В общей избе, где стояли только нары да стол из еловых тесин, мужики рассаживались по старшинству. Во главе стола, как и положено, атаман. Он, как отец семейства, разрезал каравай хлеба, чтобы после молитвы наделять каждого домочадца по очереди, по возрасту – сначала деду Мичуре, потом Матюшке Зимогору, Никите с Максимкой, Афоньке Крыкину да Кузьке Шалому, а последнему – Фимке.
Но каравая нет, а перед каждым из мужиков положено по угольно-черному сухарю с кулак. Этот хлеб пекли из муки, где на горсточку прошлогодней ржи приходилось по две горсти лебеды и три – еловой коры. Ели в очередь, молча. Вначале зачерпывал атаман, а потом все остальные. На сухарь больше смотрели, чем ели. Но все-таки без хлеба – ни сытости, ни вкуса – хоть того больше съешь. А с сухарем так вроде бы с хлебом, повеселее.

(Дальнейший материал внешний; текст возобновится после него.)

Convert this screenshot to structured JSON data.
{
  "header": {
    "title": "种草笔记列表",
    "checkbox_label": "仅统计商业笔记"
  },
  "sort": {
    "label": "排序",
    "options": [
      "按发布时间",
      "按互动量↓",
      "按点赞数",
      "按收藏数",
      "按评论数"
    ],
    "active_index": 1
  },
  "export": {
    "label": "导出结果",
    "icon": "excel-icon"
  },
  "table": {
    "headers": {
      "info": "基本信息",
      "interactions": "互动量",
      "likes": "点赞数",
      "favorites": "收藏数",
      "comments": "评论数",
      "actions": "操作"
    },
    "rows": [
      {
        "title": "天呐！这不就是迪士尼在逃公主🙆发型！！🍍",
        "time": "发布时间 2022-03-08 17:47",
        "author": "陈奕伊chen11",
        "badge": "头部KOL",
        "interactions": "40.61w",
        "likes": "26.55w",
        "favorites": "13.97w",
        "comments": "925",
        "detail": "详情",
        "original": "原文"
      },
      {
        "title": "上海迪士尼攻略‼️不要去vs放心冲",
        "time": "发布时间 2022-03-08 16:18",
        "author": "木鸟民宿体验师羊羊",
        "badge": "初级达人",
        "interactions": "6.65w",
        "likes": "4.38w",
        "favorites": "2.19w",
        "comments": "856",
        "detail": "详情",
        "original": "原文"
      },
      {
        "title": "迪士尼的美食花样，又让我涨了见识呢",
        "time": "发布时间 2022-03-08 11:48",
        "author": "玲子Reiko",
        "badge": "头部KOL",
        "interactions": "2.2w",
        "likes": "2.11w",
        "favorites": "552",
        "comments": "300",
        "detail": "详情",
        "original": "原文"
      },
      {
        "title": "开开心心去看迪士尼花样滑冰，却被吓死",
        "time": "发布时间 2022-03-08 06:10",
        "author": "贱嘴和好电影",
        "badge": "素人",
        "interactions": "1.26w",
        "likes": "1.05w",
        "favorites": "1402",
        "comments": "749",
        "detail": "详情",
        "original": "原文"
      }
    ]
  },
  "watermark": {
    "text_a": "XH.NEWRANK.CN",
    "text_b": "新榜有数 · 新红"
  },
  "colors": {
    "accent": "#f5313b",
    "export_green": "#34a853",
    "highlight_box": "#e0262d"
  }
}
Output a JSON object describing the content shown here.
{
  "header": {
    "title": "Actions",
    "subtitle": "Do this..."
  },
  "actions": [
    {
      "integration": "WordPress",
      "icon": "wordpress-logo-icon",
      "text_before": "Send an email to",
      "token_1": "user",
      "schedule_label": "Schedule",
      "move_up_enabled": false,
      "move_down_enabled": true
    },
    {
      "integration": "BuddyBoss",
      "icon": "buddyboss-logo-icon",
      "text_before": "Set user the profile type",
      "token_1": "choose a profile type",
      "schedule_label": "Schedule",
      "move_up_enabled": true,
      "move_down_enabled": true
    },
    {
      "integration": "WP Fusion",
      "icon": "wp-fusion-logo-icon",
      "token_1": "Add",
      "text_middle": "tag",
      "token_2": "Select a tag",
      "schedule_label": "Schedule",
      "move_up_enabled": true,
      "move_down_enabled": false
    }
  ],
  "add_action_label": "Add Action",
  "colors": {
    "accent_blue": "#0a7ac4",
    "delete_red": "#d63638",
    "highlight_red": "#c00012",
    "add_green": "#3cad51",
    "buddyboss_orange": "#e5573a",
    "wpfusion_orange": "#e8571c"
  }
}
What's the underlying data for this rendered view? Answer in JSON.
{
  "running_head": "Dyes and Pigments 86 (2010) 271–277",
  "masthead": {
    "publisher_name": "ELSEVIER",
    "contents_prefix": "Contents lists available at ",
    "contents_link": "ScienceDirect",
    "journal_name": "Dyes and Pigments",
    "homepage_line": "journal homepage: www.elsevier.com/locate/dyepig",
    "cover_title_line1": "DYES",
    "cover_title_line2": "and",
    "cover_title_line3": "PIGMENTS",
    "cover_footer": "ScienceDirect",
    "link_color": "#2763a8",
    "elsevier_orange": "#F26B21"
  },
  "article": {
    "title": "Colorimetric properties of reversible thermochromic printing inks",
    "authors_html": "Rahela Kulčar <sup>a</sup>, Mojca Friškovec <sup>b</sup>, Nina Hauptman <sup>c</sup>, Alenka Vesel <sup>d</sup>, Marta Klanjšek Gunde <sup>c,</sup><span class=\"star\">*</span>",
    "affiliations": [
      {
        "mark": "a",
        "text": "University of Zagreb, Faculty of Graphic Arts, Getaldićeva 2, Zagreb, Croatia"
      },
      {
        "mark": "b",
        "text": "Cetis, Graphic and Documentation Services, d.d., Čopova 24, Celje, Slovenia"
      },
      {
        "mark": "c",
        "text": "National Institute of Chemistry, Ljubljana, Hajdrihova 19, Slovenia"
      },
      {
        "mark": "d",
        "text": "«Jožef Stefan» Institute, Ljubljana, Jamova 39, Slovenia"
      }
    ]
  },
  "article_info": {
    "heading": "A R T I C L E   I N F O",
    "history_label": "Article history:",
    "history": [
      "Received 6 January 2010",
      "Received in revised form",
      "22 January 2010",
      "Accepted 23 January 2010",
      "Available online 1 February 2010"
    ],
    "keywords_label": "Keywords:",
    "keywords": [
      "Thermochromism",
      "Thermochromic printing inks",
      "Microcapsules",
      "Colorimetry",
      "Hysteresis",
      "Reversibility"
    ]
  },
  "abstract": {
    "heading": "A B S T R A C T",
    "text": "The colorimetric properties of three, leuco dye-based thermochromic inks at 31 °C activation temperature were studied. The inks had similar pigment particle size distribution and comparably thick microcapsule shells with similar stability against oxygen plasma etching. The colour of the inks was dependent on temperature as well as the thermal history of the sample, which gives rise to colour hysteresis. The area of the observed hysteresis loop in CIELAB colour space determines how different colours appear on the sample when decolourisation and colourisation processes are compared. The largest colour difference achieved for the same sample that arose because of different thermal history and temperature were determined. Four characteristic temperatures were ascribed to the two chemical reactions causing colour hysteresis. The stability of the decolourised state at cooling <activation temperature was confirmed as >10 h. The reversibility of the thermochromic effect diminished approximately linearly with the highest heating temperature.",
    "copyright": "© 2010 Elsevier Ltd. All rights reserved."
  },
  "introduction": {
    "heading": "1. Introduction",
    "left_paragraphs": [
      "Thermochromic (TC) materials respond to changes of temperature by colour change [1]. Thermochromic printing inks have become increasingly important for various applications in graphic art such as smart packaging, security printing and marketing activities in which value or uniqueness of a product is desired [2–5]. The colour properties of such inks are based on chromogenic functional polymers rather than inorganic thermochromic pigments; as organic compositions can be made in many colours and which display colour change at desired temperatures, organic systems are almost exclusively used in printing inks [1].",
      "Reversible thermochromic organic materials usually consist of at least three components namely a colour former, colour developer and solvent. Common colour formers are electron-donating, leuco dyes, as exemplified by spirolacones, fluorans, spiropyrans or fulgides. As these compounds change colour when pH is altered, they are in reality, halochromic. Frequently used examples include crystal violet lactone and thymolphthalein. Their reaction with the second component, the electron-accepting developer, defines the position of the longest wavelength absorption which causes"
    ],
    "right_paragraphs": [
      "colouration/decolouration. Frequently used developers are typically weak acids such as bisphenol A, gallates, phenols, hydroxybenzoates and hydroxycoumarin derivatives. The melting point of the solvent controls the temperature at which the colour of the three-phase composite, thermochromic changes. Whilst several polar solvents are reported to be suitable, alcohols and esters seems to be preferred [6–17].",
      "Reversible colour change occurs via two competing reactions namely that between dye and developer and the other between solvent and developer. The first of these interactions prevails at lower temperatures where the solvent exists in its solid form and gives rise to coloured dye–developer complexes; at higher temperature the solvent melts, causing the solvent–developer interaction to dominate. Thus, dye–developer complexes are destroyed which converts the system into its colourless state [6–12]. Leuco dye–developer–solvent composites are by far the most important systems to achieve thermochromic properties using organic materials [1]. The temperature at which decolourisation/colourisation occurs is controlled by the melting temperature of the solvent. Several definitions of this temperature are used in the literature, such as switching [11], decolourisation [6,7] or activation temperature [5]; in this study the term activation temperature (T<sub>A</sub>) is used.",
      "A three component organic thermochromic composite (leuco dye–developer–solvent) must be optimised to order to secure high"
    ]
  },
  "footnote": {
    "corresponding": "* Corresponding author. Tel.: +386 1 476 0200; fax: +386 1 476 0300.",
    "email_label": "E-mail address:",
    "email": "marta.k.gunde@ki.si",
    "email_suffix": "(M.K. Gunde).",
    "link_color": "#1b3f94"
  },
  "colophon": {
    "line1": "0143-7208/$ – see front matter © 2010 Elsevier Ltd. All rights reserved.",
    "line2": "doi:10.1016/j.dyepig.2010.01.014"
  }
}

Каша была вкусная. Что за крупа, мужики не поняли – не то просо, не то овес. Попадались кусочки мяса и грибы. Но главное – каша была соленой! Пофартило как-то, взяли подводу с солью. Везли-то свои, не ляхи…
Соль в последние годы была главнее серебра. Серебром ни мясо, ни огурцы не засолишь, да на зиму не сохранишь. А за фунт соли мужики давали два пуда ржи!
Онцифир первым облизал ложку и положил ее на край стола. Он бы еще поел, но считал, что подручные должны быть сытыми. А мужики, легонько вздохнув, зачерпнули по последнему разу и сдвинули миску с остатками каши к вечно голодному Фимке. Пущай ест парень. Ему-то еще расти и расти!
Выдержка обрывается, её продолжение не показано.